Song by Vincent Youmans
- Released: 1930
- Genre: Popular
- Songwriters: Harold Adamson Mack Gordon

= Time on My Hands (song) =

"Time on My Hands" is a popular song with music by Vincent Youmans and lyrics by Harold Adamson and Mack Gordon, published in 1930. Introduced in the musical Smiles by Marilyn Miller and Paul Gregory, it is sometimes also co-credited to Reginald Connelly.

The song was used in the Marilyn Miller biopic Look for the Silver Lining (1949) when it was performed by Gordon MacRae and June Haver at the Broadway rehearsal and during the opening night show.
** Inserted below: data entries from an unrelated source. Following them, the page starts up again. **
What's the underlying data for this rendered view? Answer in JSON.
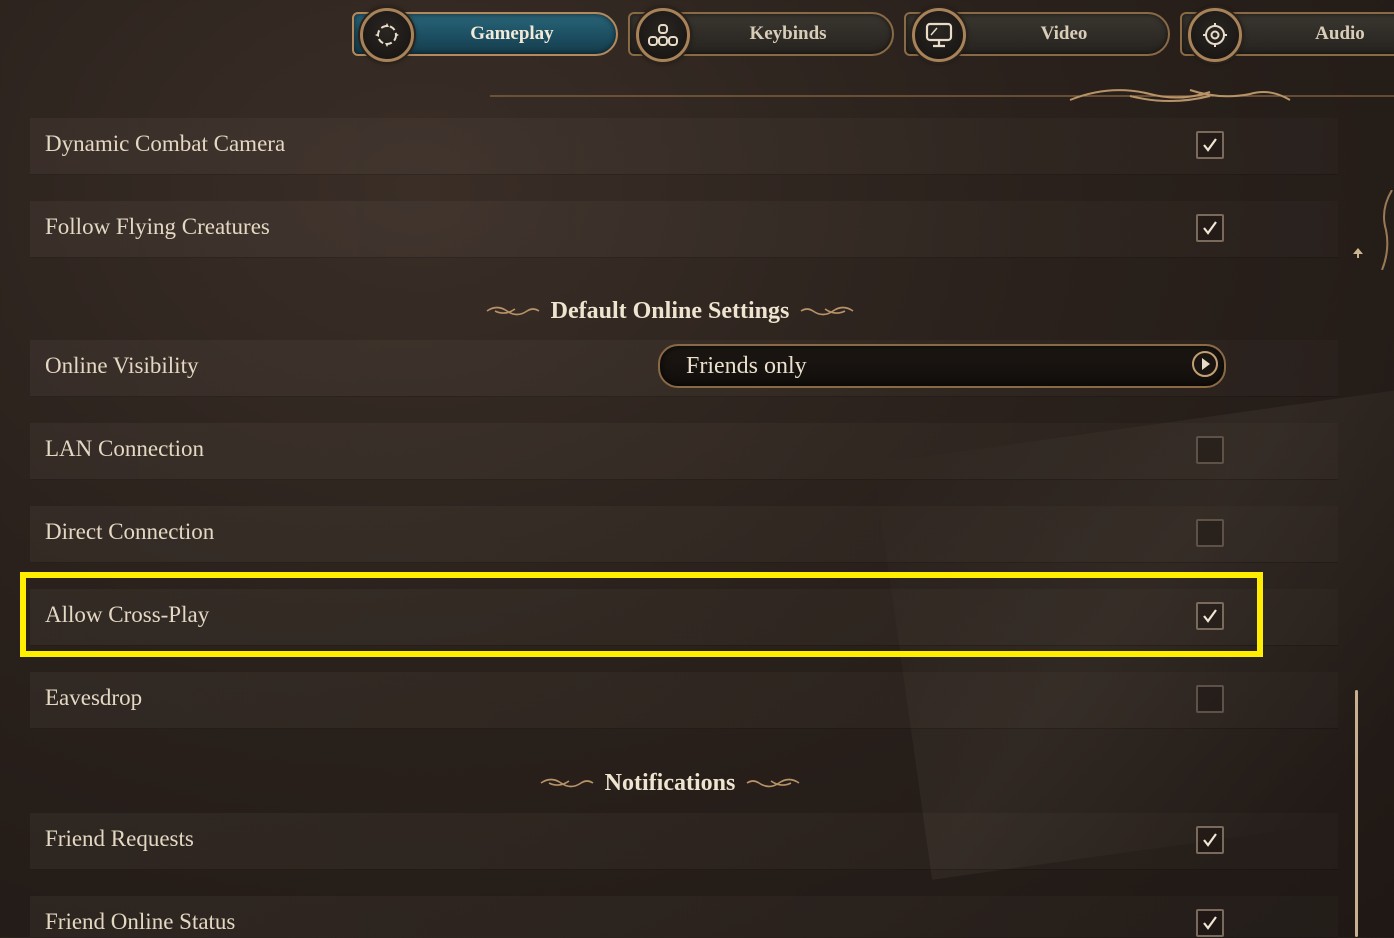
{
  "tabs": [
    {
      "label": "Gameplay",
      "icon": "gameplay-icon",
      "active": true
    },
    {
      "label": "Keybinds",
      "icon": "keybinds-icon",
      "active": false
    },
    {
      "label": "Video",
      "icon": "monitor-icon",
      "active": false
    },
    {
      "label": "Audio",
      "icon": "audio-icon",
      "active": false
    }
  ],
  "settings": {
    "dynamic_combat_camera": {
      "label": "Dynamic Combat Camera",
      "checked": true
    },
    "follow_flying_creatures": {
      "label": "Follow Flying Creatures",
      "checked": true
    },
    "online_section_title": "Default Online Settings",
    "online_visibility": {
      "label": "Online Visibility",
      "value": "Friends only"
    },
    "lan_connection": {
      "label": "LAN Connection",
      "checked": false
    },
    "direct_connection": {
      "label": "Direct Connection",
      "checked": false
    },
    "allow_cross_play": {
      "label": "Allow Cross-Play",
      "checked": true
    },
    "eavesdrop": {
      "label": "Eavesdrop",
      "checked": false
    },
    "notifications_section_title": "Notifications",
    "friend_requests": {
      "label": "Friend Requests",
      "checked": true
    },
    "friend_online_status": {
      "label": "Friend Online Status",
      "checked": true
    }
  },
  "colors": {
    "highlight": "#ffee00",
    "active_tab": "#1c4f62",
    "gold_border": "#8a6a45"
  }
}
It was also employed in the 1953 film So This Is Love when it was sung by Kathryn Grayson.

==Notable recordings==
- Al Bowlly – recorded February 19, 1931.
- Barney Wilen – recorded in Paris, France, April 24 & 25, 1959, for the album More from Barney at the Club Sanit-Germain (1959).
- Ben Webster – recorded October 15, 1957 for the album Soulville.
- Billie Holiday – recorded June 7, 1940.
- Billy Eckstine – recorded 1946 with B.E. Orchestra.
- Bing Crosby – for his album Feels Good, Feels Right (1976).
- Bryan Ferry – recorded October 25, 1999.
- Chet Baker — Chet (1959).
- Chris Botti - Vol. 1 (Blue Note Records, 2023)
- Connee Boswell – recorded November 2, 1931.
- Django Reinhardt – recorded May 23, 1939.
- Glenn Miller – recorded in New York City, June 9, 1937.
- Ahmad Jamal - recorded in Chicago, 1961.
- Harry James – In A Relaxed Mood (MGM E-4274, 1965).
- Keith Jarrett – recorded September 26, 2005.
- Lee Wiley – recorded October 26, 1931.
- Les Deux Love Orchestra – recorded 2001.
- Marlene Dietrich – recorded in German, as "Sag' Mir 'Adieu'", November 1951.
- Oscar Pettiford – recorded in NYC, December 17, 1954, for his album Basically Duke (1954).
- Paul Bley – recorded in NYC, August 26 and 30, 1954, for his album Paul Bley (1954).
- Russ Columbo – recorded October 9, 1931.
- Sonny Rollins - recorded December 17, 1951.
- Ted Heath – recorded September 29, 1946.
- Trio con Tromba (Allan, Hallberg, Riedel) – recorded 1984.